Tudo passa tão rápido que lá se vão trocentos anos num estalar de dedos. Outro dia, conversando com Gonzalez e Couceiro, ficamos horas e horas lembrando de coisas de trinta e cinco anos atrás. Caideira falava dos sambas de arquibancada, entoados pela torcida inteira, uníssona. E Rogerio Skylab teve a chance de ver Castilho em ação. Acabou de sair um livro sobre Rivellino; lá estão nossas histórias que remetem a quarenta primaveras antes.
Há pouco recordei de Paulo Cézar Caju, um dos maiores da história. Quando jogou no Fluminense, eu era tão pequenino que me jogavam para cima a cada gol nosso. Cheguei a vê-lo melhor em outros grandes times brasileiros. Um monstro. Craque de doer. Se jogasse hoje, só poderia estar um dos três times: Barcelona, Real Madrid ou Paris Saint-Germain. Com a camisa 10, lógico.

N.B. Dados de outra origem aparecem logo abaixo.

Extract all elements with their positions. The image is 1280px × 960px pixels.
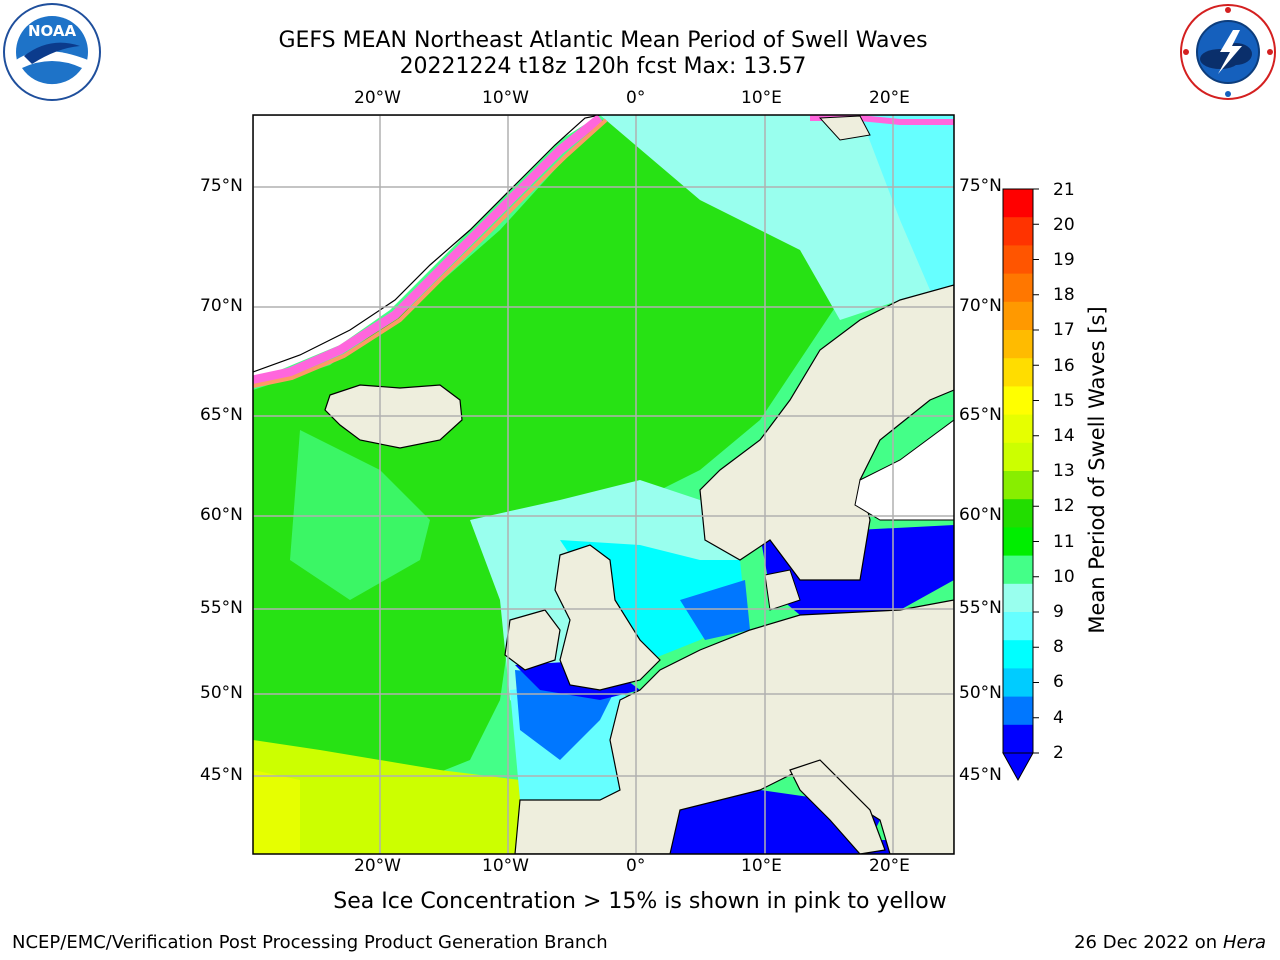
lon-label-top-20e: 20°E: [869, 88, 910, 108]
mediterranean-sea: [670, 790, 954, 854]
gulf-of-bothnia-ice: [854, 419, 954, 521]
lat-label-right-65n: 65°N: [959, 405, 1002, 425]
credit-text: NCEP/EMC/Verification Post Processing Pr…: [12, 932, 608, 953]
map-frame: [252, 114, 955, 855]
lat-label-right-75n: 75°N: [959, 176, 1002, 196]
nws-logo: [1180, 4, 1276, 100]
colorbar-segment: [1003, 301, 1033, 331]
colorbar-tick: 9: [1053, 602, 1064, 622]
colorbar-segment: [1003, 696, 1033, 726]
colorbar-tick: 6: [1053, 672, 1064, 692]
swell-zone-9s-west: [290, 430, 430, 600]
colorbar-segment: [1003, 555, 1033, 585]
colorbar-segment: [1003, 640, 1033, 669]
colorbar-segment: [1003, 583, 1033, 613]
svg-text:NOAA: NOAA: [28, 22, 77, 40]
colorbar-segment: [1003, 724, 1033, 754]
lon-label-bottom-10w: 10°W: [482, 856, 529, 876]
italy: [789, 759, 886, 854]
colorbar-label: Mean Period of Swell Waves [s]: [1085, 306, 1109, 634]
swell-zone-8s-north: [600, 115, 954, 320]
lat-label-right-60n: 60°N: [959, 505, 1002, 525]
graticule: [253, 115, 954, 854]
great-britain: [554, 544, 661, 691]
swell-zone-2-4s-northsea: [680, 580, 750, 640]
lat-label-left-55n: 55°N: [200, 598, 243, 618]
colorbar-segment: [1003, 527, 1033, 557]
lon-label-bottom-10e: 10°E: [741, 856, 782, 876]
colorbar-tick: 8: [1053, 637, 1064, 657]
lat-label-left-50n: 50°N: [200, 683, 243, 703]
machine-name: Hera: [1222, 932, 1266, 953]
colorbar-segment: [1003, 358, 1033, 387]
lon-label-top-10e: 10°E: [741, 88, 782, 108]
lat-label-right-45n: 45°N: [959, 765, 1002, 785]
colorbar-segment: [1003, 386, 1033, 416]
colorbar-tick: 11: [1053, 532, 1075, 552]
colorbar: [1002, 188, 1039, 782]
colorbar-tick: 21: [1053, 180, 1075, 200]
colorbar-segment: [1003, 273, 1033, 303]
colorbar-tick: 19: [1053, 250, 1075, 270]
lon-label-bottom-20w: 20°W: [354, 856, 401, 876]
noaa-logo: NOAA: [3, 3, 101, 101]
colorbar-tick: 17: [1053, 320, 1075, 340]
lon-label-bottom-20e: 20°E: [869, 856, 910, 876]
lat-label-left-65n: 65°N: [200, 405, 243, 425]
scandinavia: [699, 284, 954, 581]
colorbar-tick: 12: [1053, 496, 1075, 516]
lon-label-top-10w: 10°W: [482, 88, 529, 108]
denmark: [764, 569, 801, 611]
lat-label-left-45n: 45°N: [200, 765, 243, 785]
swell-zone-12-13s: [253, 740, 525, 854]
colorbar-segment: [1003, 414, 1033, 444]
lon-label-bottom-0: 0°: [626, 856, 646, 876]
colorbar-under-arrow: [1002, 752, 1034, 782]
colorbar-segment: [1003, 189, 1033, 218]
lon-label-top-20w: 20°W: [354, 88, 401, 108]
colorbar-tick: 15: [1053, 391, 1075, 411]
lat-label-right-70n: 70°N: [959, 296, 1002, 316]
lon-label-top-0: 0°: [626, 88, 646, 108]
colorbar-segment: [1003, 217, 1033, 246]
title-line-2: 20221224 t18z 120h fcst Max: 13.57: [399, 54, 807, 79]
colorbar-tick: 13: [1053, 461, 1075, 481]
colorbar-tick: 16: [1053, 356, 1075, 376]
lat-label-left-70n: 70°N: [200, 296, 243, 316]
date-label: 26 Dec 2022 on: [1074, 932, 1218, 953]
sea-ice-edge-inner: [253, 118, 608, 388]
sea-ice-edge: [253, 115, 603, 385]
swell-zone-13-14s: [253, 770, 300, 854]
lat-label-right-50n: 50°N: [959, 683, 1002, 703]
colorbar-segment: [1003, 668, 1033, 698]
ireland: [504, 609, 561, 671]
lat-label-right-55n: 55°N: [959, 598, 1002, 618]
colorbar-segment: [1003, 499, 1033, 528]
colorbar-segment: [1003, 330, 1033, 359]
colorbar-tick: 14: [1053, 426, 1075, 446]
colorbar-segment: [1003, 442, 1033, 472]
colorbar-tick: 4: [1053, 708, 1064, 728]
swell-zone-6-8s-northeast: [860, 115, 954, 300]
colorbar-tick: 10: [1053, 567, 1075, 587]
title-line-1: GEFS MEAN Northeast Atlantic Mean Period…: [278, 28, 928, 53]
colorbar-segment: [1003, 245, 1033, 275]
colorbar-segment: [1003, 612, 1033, 641]
colorbar-tick: 18: [1053, 285, 1075, 305]
lat-label-left-60n: 60°N: [200, 505, 243, 525]
lat-label-left-75n: 75°N: [200, 176, 243, 196]
swell-zone-10-11s: [253, 115, 840, 790]
colorbar-segment: [1003, 471, 1033, 500]
sea-ice-note: Sea Ice Concentration > 15% is shown in …: [333, 889, 947, 914]
colorbar-tick: 2: [1053, 743, 1064, 763]
date-text: 26 Dec 2022 on Hera: [1074, 932, 1266, 953]
colorbar-tick: 20: [1053, 215, 1075, 235]
svalbard: [818, 115, 871, 141]
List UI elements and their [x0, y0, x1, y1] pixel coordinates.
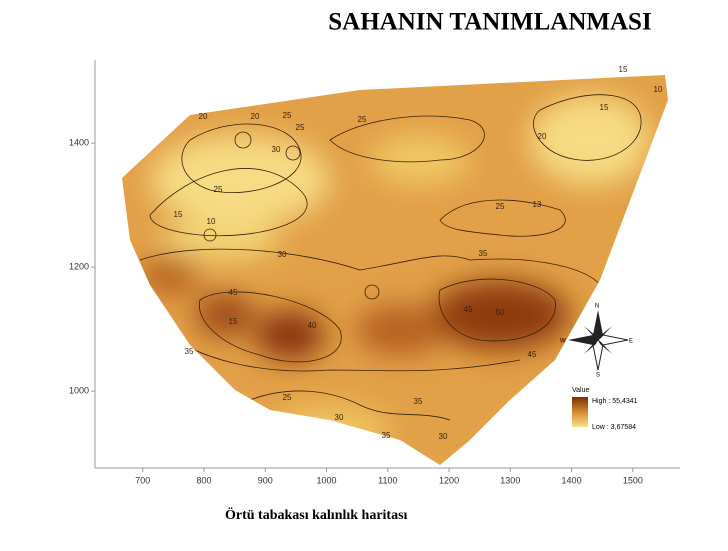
y-tick-label: 1000	[69, 385, 89, 395]
contour-label: 30	[439, 432, 448, 441]
contour-label: 25	[214, 185, 223, 194]
contour-label: 20	[251, 112, 260, 121]
contour-label: 20	[538, 132, 547, 141]
contour-label: 15	[174, 210, 183, 219]
contour-label: 10	[654, 85, 663, 94]
contour-label: 40	[308, 321, 317, 330]
contour-label: 50	[496, 308, 505, 317]
contour-label: 25	[296, 123, 305, 132]
legend-title: Value	[572, 387, 589, 394]
contour-label: 35	[382, 431, 391, 440]
contour-label: 15	[229, 317, 238, 326]
y-tick-label: 1400	[69, 137, 89, 147]
legend-ramp	[572, 397, 588, 427]
x-tick-label: 1400	[562, 475, 582, 485]
contour-label: 30	[278, 250, 287, 259]
contour-label: 20	[199, 112, 208, 121]
compass-e: E	[629, 339, 633, 345]
x-tick-label: 1200	[439, 475, 459, 485]
contour-label: 13	[533, 200, 542, 209]
contour-label: 30	[272, 145, 281, 154]
thickness-surface	[122, 75, 668, 465]
x-tick-label: 1100	[378, 475, 397, 485]
contour-label: 10	[207, 217, 216, 226]
contour-label: 35	[414, 397, 423, 406]
compass-n: N	[595, 304, 599, 310]
legend-high: High : 55,4341	[592, 398, 638, 405]
compass-w: W	[560, 339, 566, 345]
contour-label: 25	[283, 111, 292, 120]
contour-label: 45	[464, 305, 473, 314]
x-tick-label: 700	[135, 475, 150, 485]
contour-label: 45	[229, 288, 238, 297]
legend-low: Low : 3,67584	[592, 424, 636, 431]
contour-label: 25	[283, 393, 292, 402]
x-tick-label: 1500	[623, 475, 643, 485]
x-tick-label: 800	[197, 475, 212, 485]
contour-label: 25	[496, 202, 505, 211]
x-tick-label: 1300	[500, 475, 520, 485]
slide-title: SAHANIN TANIMLANMASI	[328, 9, 651, 36]
x-tick-label: 1000	[317, 475, 337, 485]
north-arrow: N E S W	[560, 304, 633, 379]
caption: Örtü tabakası kalınlık haritası	[225, 506, 408, 523]
contour-label: 35	[479, 249, 488, 258]
x-tick-label: 900	[258, 475, 273, 485]
map-area: 15 20 25 20 30 25 15 20 25 10 25 30 10 15 25 13 35 45 40 50…	[69, 60, 680, 485]
contour-label: 15	[619, 65, 628, 74]
contour-label: 35	[185, 347, 194, 356]
contour-label: 30	[335, 413, 344, 422]
compass-s: S	[596, 373, 600, 379]
contour-label: 15	[600, 103, 609, 112]
legend: Value High : 55,4341 Low : 3,67584	[572, 387, 638, 431]
contour-label: 25	[358, 115, 367, 124]
contour-label: 45	[528, 350, 537, 359]
y-tick-label: 1200	[69, 261, 89, 271]
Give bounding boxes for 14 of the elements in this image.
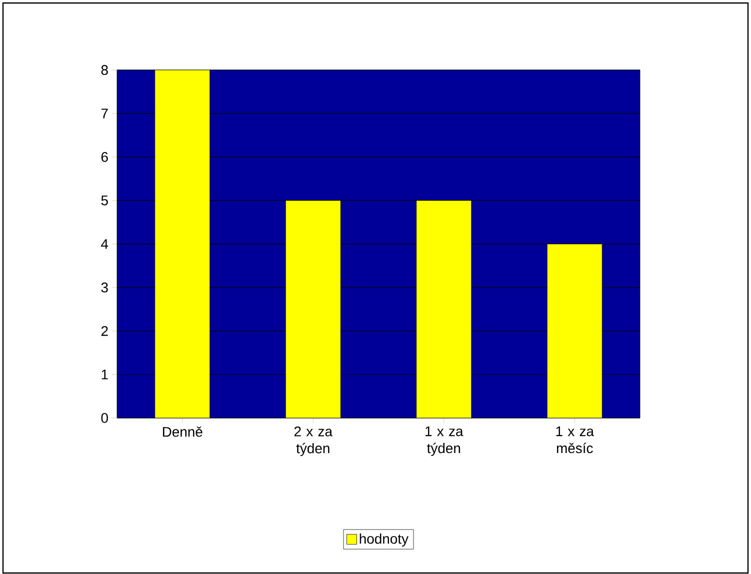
x-tick-label: Denně (162, 426, 202, 437)
x-tick-label: 1 x za měsíc (556, 426, 594, 454)
y-tick-label: 4 (101, 239, 108, 249)
x-tick-label: 2 x za týden (294, 426, 333, 456)
y-tick-label: 5 (101, 196, 108, 206)
y-tick-label: 3 (101, 282, 108, 292)
legend-label: hodnoty (360, 534, 408, 547)
x-tick-label: 1 x za týden (426, 426, 464, 456)
y-tick-label: 1 (102, 370, 108, 380)
y-tick-label: 2 (101, 326, 108, 336)
y-tick-label: 7 (101, 108, 108, 118)
y-tick-label: 6 (101, 152, 108, 162)
y-tick-label: 8 (101, 65, 108, 75)
y-tick-label: 0 (101, 413, 108, 423)
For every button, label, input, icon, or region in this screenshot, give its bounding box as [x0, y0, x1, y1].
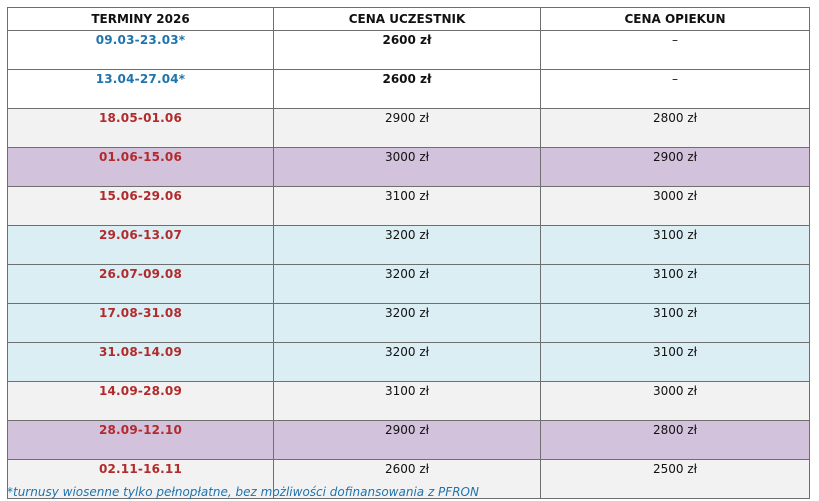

Pois bem: um domingo de ouro há quase cinco anos. O Fluminense precisava vencer o Guarani para voltar a ser campeão brasileiro depois de 26 anos. Engenhão (agora Niltão) lotado; como se sabe, na hora da decisão a Revista do Rádio é jogada para cima e todo mundo aparece.
Aconteceu que o Leo Prazeres precisava entregar ingressos para um amigo e não entramos no estádio imediatamente. Uma hora de espera. Turbilhões de gentes para todo lado – e a quebra de um recorde mundial: nunca se viu tantos torcedores desconhecendo os pontos cardeais por completo – ninguém sabia de Norte, Sul, Leste e Oeste.
A cinco minutos do início da partida, lá vinha o Leo esbaforido, debaixo de um calor desértico. Chegava a hora de entrar e navegar pelo mar da emoção. Num súbito, espiei o outro lado. Perto de um poste, em frente ao acesso, um senhor negro, barbas brancas, boné e óculos escuros, parado com toda a calma do mundo. Um jeitão de popstar blasé. Talvez um dublê involuntário de Sonny Rollins, o imortal saxofonista do jazz. Ou Ritchie Havens, o trovador dos anos 1960, falecido há pouco, como se estivesse prestes a arrebentar cantando “Freedom” em Woodstock. Sozinho, mas como se estivesse a esperar alguém que não viria. Epa!
Olhada mais atenta, mais atenta, ali estava justamente o Caju. Campeão do mundo em 1970. Um dos maiores craques da história dessa sofrida Pindorama. Um gênio.
Pensei em falar alguma coisa, agradecê-lo pelo talento que emprestou ao nosso Fluzão, ao Brasil, mas nada caberia em um minuto. Era uma decisão, momento de coisa séria. Leo chegou, avisei-o da presença do astro, ele vibrou e nos dirigimos à roleta de acesso.
Olhamos para trás e pensei: aquele homem foi um dos maiores jogadores de futebol do mundo e ali estava num misto de silêncio, serenidade e anonimato. Os torcedores retardatários passaram a correr desesperadamente, sedentos para o jogo final. Ninguém pedia autógrafo, fotos, nada. O grande enfant terrible virou um respeitável senhor discreto, que no passado foi mesmo um Rollins, um Havens dos gramados.
Cheguei a pensar em pedir uma foto, mas Caju parecia tão calmo e feliz que resolvi não incomodar. É preciso entender que uma das formas de reverenciar o gênio está no silêncio de discrição. Idolatrar um astro não precisa exigir do fã a condição de papagaio de pirata. E os deslumbrados que usam um segundo de boa fé para autopromoção?
Caju foi craque, polemista, irreverente, gênio difícil, cronista dos bons, frasista, tudo. Um conde. Na porta do antigo Engenhão, era apenas mais um torcedor à espera da tarde do tri. Todos passaram correndo em busca do título que logo viria. Eu era um passarinho. Nós dois nos encontramos numa crônica de Rubem Braga, daquelas inúmeras que melhor traduziram os bons sentimentos, a liberdade e a admiração de um garoto de muito tempo atrás diante de uma fera do Saldanha, do Zagallo e de um tempo em que o Brasil teve o melhor futebol do mundo.
Quando Emerson fez o gol e o Engenhão veio abaixo com a vitória sobre o time bugrino, então entendi o que era o presságio da entrada. Ao término da partida, ainda pudemos entrevistar a Letícia Spiller, linda, gravidíssima em plena arquibancada já esvaziada. Vários jovens leões tricolores perceberam a presença e voltaram: queriam autógrafos. A atriz atendeu a todos com simpatia e simplicidade. Depois, o Rio de Janeiro foi tomado por uma tempestade monumental.
Com o poema de Cacaso em meu peito, então senti que o resumo é de cada um.